Before I had children (and after having my first child) I admit I may have been guilty of been judgemental, not consciously rather a passive thought or maybe the odd fleeting comment like ‘they let their children stay awake this late’. I accept I’ve been there and done that. We all do it, some in a very direct way and some might subconsciously judge other mums. Even after Aliza was born I did, I’m not proud and I’ve learnt the hard way. You see things were quite different back then, I had one child and all my time was for her. She was fed by the clock, bathed and in bed by 7:30pm. We never stayed out later than 6:30pm to accommodate her sleep routine and I was just generally ‘by the book’ with everything I did. I was called ‘regimented’ and ‘army style’ but that was totally cool. That was my way of learning I suppose and I learnt loads in the first 3 years of having just one child. I was completely hooked to the child development books (still am) and I thought I needed to be perfect otherwise it really wasn’t good enough.
3 years later Ismail came along, things still stayed the same and he fell in to the same routine. It was only when I had my third child that I changed my smug perspective on motherhood and parenting. I guess I struggled, I struggled to keep things in order, the routine would go off on certain days and well what can I say, it wasn’t working as well as before. It’s only after Yusuf was born that I started to reach out to other mums on social media and try to connect with them, network and make some more sense of this newfound phase of motherhood.
I learnt a whole new way of doing things, that you can be laid back and have discipline, your children learn for themselves too and to can create an environment where they will thrive and you do not have to spoon feed them everything. You can put your children to bed late some nights, it isn’t the end of the world. Some days dinner will be a bit later, but that’s okay …that’s life. No ones perfect and neither am I. As long as we have a willingness to go, motivation and enthusiasm for our children we will always be perfect in their beautiful eyes and that’s all that counts for me now.
My boys are very active, independent and can’t sit in one place for too long. Sometimes it only takes a few seconds for Ismail to spill the milk, or Yusuf to throw the books off my bookshelf. In the same way, it took a few seconds for him to push the pushchair forward (we should have put the breaks on..my mistake) but rather than judging one another let’s seek to understand and even help another sister if we see she needs help.
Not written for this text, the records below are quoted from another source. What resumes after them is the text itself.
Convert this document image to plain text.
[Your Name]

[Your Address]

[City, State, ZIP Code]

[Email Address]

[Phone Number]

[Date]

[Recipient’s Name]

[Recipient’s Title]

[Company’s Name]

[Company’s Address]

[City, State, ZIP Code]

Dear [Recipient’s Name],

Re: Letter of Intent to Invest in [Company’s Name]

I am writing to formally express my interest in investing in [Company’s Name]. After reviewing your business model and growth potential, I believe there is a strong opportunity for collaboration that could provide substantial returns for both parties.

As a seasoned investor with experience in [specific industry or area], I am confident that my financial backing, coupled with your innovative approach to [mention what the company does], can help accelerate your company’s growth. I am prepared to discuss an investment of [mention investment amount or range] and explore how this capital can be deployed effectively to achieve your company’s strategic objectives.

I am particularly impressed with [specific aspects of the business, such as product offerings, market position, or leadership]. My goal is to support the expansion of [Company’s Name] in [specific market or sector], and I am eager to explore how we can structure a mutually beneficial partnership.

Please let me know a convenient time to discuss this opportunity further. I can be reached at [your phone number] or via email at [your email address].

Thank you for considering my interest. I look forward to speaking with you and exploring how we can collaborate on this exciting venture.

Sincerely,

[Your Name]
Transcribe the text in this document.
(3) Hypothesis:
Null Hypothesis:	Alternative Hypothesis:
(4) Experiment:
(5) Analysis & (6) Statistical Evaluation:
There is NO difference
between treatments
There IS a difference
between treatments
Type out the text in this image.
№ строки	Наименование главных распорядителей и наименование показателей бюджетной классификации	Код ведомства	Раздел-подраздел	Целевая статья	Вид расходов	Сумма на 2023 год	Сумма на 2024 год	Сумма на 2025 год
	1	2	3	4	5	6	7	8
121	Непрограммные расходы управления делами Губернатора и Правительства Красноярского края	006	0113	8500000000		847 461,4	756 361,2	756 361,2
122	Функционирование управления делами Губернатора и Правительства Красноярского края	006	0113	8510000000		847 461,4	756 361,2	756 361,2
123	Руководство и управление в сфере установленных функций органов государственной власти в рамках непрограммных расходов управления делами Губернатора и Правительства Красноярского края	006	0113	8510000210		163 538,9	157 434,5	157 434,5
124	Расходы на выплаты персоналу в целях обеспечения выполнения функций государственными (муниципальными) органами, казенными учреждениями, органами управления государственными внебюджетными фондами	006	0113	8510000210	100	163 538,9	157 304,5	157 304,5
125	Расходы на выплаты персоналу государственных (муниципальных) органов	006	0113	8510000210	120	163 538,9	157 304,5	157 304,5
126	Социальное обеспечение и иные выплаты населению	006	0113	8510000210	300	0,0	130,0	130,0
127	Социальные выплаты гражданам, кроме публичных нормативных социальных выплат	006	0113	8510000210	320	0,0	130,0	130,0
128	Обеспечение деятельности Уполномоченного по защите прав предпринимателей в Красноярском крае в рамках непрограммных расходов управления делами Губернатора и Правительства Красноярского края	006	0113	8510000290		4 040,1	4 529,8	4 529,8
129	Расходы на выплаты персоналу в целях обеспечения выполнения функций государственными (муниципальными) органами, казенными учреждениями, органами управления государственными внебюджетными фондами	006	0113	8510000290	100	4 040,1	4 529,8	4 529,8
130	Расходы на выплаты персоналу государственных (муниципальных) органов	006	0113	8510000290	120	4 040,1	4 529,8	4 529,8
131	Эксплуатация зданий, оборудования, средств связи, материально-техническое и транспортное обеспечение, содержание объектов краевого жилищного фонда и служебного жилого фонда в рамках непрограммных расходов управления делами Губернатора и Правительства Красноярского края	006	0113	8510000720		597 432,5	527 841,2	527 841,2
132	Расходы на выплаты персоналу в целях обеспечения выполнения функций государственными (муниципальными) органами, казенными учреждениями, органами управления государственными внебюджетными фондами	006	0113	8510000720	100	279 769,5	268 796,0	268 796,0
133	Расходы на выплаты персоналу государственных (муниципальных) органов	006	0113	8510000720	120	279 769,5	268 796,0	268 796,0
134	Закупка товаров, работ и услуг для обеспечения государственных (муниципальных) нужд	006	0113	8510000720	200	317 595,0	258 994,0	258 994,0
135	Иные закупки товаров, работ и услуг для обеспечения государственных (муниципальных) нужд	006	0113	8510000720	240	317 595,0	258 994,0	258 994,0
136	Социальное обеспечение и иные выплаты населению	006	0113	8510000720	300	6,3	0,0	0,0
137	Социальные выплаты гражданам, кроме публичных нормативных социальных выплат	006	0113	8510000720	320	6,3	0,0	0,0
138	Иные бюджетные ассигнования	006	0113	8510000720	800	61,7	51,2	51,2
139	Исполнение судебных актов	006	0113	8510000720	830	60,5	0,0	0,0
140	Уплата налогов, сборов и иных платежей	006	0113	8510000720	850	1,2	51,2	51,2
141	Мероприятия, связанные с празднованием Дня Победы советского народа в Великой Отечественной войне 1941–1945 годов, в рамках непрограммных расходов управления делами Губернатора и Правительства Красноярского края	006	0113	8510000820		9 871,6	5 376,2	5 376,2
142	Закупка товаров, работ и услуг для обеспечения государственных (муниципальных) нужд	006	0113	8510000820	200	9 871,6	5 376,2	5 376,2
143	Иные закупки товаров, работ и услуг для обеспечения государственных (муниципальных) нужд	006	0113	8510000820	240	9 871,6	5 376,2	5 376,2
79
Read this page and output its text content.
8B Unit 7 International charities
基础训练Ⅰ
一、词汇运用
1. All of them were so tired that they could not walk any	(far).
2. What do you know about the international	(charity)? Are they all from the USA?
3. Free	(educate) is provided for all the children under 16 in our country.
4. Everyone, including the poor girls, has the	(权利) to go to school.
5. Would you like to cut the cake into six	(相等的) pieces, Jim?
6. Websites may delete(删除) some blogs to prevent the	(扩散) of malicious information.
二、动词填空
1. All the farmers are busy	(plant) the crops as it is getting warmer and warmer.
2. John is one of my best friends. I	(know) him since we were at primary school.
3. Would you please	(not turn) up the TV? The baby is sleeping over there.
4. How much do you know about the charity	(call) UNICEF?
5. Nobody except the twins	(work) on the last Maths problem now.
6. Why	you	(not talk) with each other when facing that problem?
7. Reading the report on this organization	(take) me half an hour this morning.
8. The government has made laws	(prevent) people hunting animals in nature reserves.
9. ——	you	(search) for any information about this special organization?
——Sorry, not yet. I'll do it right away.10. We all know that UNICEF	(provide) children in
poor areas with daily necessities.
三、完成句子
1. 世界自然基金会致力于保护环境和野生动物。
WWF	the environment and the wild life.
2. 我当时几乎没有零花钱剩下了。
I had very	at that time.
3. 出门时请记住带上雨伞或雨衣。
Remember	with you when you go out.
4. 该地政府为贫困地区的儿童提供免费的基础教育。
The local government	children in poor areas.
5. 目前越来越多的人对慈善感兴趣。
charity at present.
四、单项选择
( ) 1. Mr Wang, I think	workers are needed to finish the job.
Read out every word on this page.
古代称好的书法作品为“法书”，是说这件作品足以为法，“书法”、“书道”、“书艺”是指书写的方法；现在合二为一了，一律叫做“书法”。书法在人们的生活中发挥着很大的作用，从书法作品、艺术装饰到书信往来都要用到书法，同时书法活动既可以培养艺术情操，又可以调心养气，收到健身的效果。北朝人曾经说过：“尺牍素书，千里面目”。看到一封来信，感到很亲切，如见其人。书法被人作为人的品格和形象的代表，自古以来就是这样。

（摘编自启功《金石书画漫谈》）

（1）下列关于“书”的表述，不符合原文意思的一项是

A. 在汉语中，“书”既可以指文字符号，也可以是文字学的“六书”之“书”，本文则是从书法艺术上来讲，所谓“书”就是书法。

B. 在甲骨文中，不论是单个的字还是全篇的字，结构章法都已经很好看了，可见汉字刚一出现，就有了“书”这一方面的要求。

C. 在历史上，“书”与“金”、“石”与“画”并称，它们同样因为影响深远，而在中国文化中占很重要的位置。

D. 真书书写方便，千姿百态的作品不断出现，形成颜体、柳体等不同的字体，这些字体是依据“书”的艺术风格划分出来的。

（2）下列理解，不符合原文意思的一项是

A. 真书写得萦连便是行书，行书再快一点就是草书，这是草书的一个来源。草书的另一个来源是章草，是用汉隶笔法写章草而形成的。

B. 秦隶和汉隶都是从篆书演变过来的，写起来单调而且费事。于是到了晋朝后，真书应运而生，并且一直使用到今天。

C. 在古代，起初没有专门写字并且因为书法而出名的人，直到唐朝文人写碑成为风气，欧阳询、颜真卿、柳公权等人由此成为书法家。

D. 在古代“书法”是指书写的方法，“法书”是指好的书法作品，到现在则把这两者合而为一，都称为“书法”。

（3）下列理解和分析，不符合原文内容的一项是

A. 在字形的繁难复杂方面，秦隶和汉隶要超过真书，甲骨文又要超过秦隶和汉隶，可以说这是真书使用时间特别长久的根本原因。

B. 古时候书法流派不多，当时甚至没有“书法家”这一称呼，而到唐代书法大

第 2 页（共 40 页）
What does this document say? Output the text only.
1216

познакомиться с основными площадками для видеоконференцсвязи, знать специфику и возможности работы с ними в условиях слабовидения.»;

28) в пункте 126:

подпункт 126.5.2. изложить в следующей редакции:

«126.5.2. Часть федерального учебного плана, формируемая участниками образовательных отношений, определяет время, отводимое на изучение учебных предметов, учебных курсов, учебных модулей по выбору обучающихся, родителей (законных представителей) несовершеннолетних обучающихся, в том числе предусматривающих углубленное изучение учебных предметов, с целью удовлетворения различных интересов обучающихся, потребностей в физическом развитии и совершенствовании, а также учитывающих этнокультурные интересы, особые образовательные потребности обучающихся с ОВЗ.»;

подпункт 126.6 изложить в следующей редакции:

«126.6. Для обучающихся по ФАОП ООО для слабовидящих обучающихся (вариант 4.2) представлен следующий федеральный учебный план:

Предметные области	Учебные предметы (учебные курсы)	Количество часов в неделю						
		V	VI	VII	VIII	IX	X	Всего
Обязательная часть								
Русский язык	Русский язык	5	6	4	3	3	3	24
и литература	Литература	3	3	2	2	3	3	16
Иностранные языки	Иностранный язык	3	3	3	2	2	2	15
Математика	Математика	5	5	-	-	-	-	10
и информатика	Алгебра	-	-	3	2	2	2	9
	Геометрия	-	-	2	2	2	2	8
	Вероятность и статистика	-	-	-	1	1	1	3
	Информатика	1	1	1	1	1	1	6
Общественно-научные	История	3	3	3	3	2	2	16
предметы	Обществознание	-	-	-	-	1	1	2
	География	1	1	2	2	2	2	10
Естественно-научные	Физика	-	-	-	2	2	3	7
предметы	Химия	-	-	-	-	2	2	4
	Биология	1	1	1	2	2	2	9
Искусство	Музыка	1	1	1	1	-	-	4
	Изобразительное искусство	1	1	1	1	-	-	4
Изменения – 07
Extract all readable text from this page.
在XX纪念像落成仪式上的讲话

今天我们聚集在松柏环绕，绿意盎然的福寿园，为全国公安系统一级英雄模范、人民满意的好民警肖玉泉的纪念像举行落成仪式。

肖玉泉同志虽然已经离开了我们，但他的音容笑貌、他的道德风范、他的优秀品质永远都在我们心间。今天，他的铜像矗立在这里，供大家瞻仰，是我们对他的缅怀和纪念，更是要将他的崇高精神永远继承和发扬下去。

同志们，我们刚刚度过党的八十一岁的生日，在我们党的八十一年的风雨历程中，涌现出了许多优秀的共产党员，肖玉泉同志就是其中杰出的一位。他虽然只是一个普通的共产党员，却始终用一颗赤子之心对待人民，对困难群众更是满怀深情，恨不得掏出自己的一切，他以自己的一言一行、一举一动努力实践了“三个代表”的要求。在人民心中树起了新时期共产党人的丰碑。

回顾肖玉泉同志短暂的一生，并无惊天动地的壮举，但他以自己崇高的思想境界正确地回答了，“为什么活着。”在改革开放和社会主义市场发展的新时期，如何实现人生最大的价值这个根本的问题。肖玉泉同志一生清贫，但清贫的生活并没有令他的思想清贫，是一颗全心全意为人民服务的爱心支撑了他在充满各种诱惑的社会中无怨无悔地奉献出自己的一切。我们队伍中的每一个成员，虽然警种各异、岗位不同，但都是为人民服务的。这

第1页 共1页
Some mothers choose to breast feed, some don’t. Some mothers are laid back, some like to hold on to their child more. Some mothers are funny, some are loving, some are busy with life…mums don’t judge one another. No one can really teach you how to do things, you can take advice but ultimately you need to find your own way, what works for YOU. Motherhood is challenging, it’s draining, it’s everyday of our life and it’s heavy on our shoulders. Let’s empathise, understand and connect with other mothers rather than wanting show others down. The only way you will win respect and raise yourself is by lifting others. Help, encourage and leave a few kind words where ever you can, spread kindness and love and see how it returns to you in some of the most beautiful ways.
May Allah bless all the beautiful mothers who care for their children, whose whole world revolves around them and those who make mistakes but never give up.
Keep me in your Duas my beautiful sisters.